Das ist bedauerlich, weil es Zeit gewesen wäre, nach diesen aufregenden, spannenden, umwälzenden 30 Jahren einmal kurz innezuhalten und sich zu fragen, was es mit unserer Gesellschaft gemacht hat, ob wir eng beieinander sind oder ob wir uns vielleicht mental auseinanderbewegen oder ‑bewegt haben oder ob zwischen Stadt und Land die Unterschiede eigentlich viel größer sind, als sie zwischen Ost und West sind. Das alles sind spannende Fragen, die in diesem Zukunftszentrum besprochen werden sollen, wie auch die Frage der Transformation – das klingt sehr technisch –, also die komplette Umwälzung einer Gesellschaft von der totalen Sicherheit im Sinne von „Dein Arbeitsplatz ist sicher, dein Leben wird gesteuert“ zu „Du kannst alles selbst in die Hand nehmen und bist frei“. Diese Freiheit ist für viele in Erfüllung gegangen. Für mich, der ich zur Wende 14 Jahre alt war, und für meine Familie kann ich das sagen. Ich kenne aber auch andere, bei denen das nicht der Fall war.

Was wir vor allem mit diesem Zentrum machen wollen, ist, wieder Interesse füreinander zu wecken, also für die unterschiedlichen Begegnungen zwischen Ost und West. Ich kann nur sagen: In meiner Zeit in Erfurt hatten wir den ersten Austausch mit einem katholischen Mädchengymnasium in Limburg. Ich erinnere mich noch sehr genau daran, als wir dort als 14-jährige Plattenbaukinder aufschlugen. Es war ein Kulturschock, der da stattgefunden hat, aber es war ein spannender und ein interessanter. So viel kann ich verraten, und meine Freunde von damals wissen noch genau, was ich meine.

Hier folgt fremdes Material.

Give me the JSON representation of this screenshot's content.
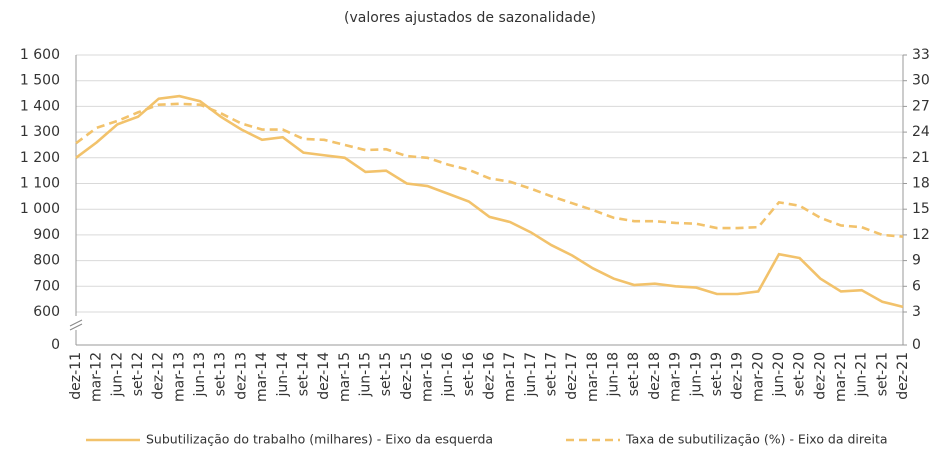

Solche Begegnungen haben allerdings weniger in den letzten Jahren stattgefunden, um ehrlich zu sein. Ich finde, dass diese Begegnungen nicht nur notwendig sind, sondern dass es eine Gesellschaft auch ausmacht, zu reflektieren und neugierig zu bleiben.

Wir starten diesen Standortwettbewerb so, wie Sie ihn mit uns beauftragt haben – vielen Dank für diese Unterstützung. Wir starten ihn ergebnisoffen und auch ortschaftsoffen, um das ganz klar zu sagen. Wir legen die Kriterien an, die die Einheitskommission und auch die letzte Bundesregierung in ihrem Beschluss im Juni gefasst haben und die Sie auch im Antrag wiederfinden. Ich möchte Sie auch herzlich dazu einladen, dass wir diese Entscheidung durch eine Konsultation mit den Fraktionen in einer Jury treffen. In dieser Jury möchte ich – das will ich klar sagen – gar kein Stimmrecht haben, weil ich nicht möchte, dass es so aussieht, als sei das Ergebnis vorgegeben. Es ist offen, und ich bin wirklich sehr begeistert, wie viele Städte in Ostdeutschland Interesse daran zeigen, dass es diesen bundespolitischen Leuchtturm geben soll. Ich hatte Gelegenheit, mir das bei Frau Kollegin Magwas in Plauen anzugucken; es gab aber auch Einladungen aus Jena, aus Frankfurt/Oder, denen ich – wie auch die Kommission – nachkomme.

Der zweite Punkt, den ich noch ansprechen will: Es geht nicht darum, dass wir eine „Nabelschau Ost und West“ machen, sondern darum, dass wir den europäischen Blick weiten. Deswegen habe ich meine erste Dienstreise ins Ausland in meiner Funktion als Beauftragter der Bundesregierung für Ostdeutschland auch ganz bewusst nach Prag gemacht. Ich kann Ihnen berichten, dass die tschechische Regierung klar gesagt hat, dass sie sich an diesem Projekt beteiligen, sich mit einbringen will. Ich werde mit ihrer Unterstützung im Juni nach Polen reisen, um auch dort dafür zu werben, dass wir die mittel- und osteuropäischen Länder als Bestandteil der neuen Europäischen Union, aber eben auch als früherer Bestandteil der anderen Seite des Eisernen Vorhangs sehen. Wir Ostdeutsche sind sehr froh und dankbar für die Solidarnosc-Bewegung in Polen, aber auch für die Unterstützung aus Ungarn oder durch die Prager Botschaft. Wir sind dankbar, dass dort die Bewegungen hin zur Freiheit stattfanden, die uns die Möglichkeit gegeben haben, die Mauer einzureißen.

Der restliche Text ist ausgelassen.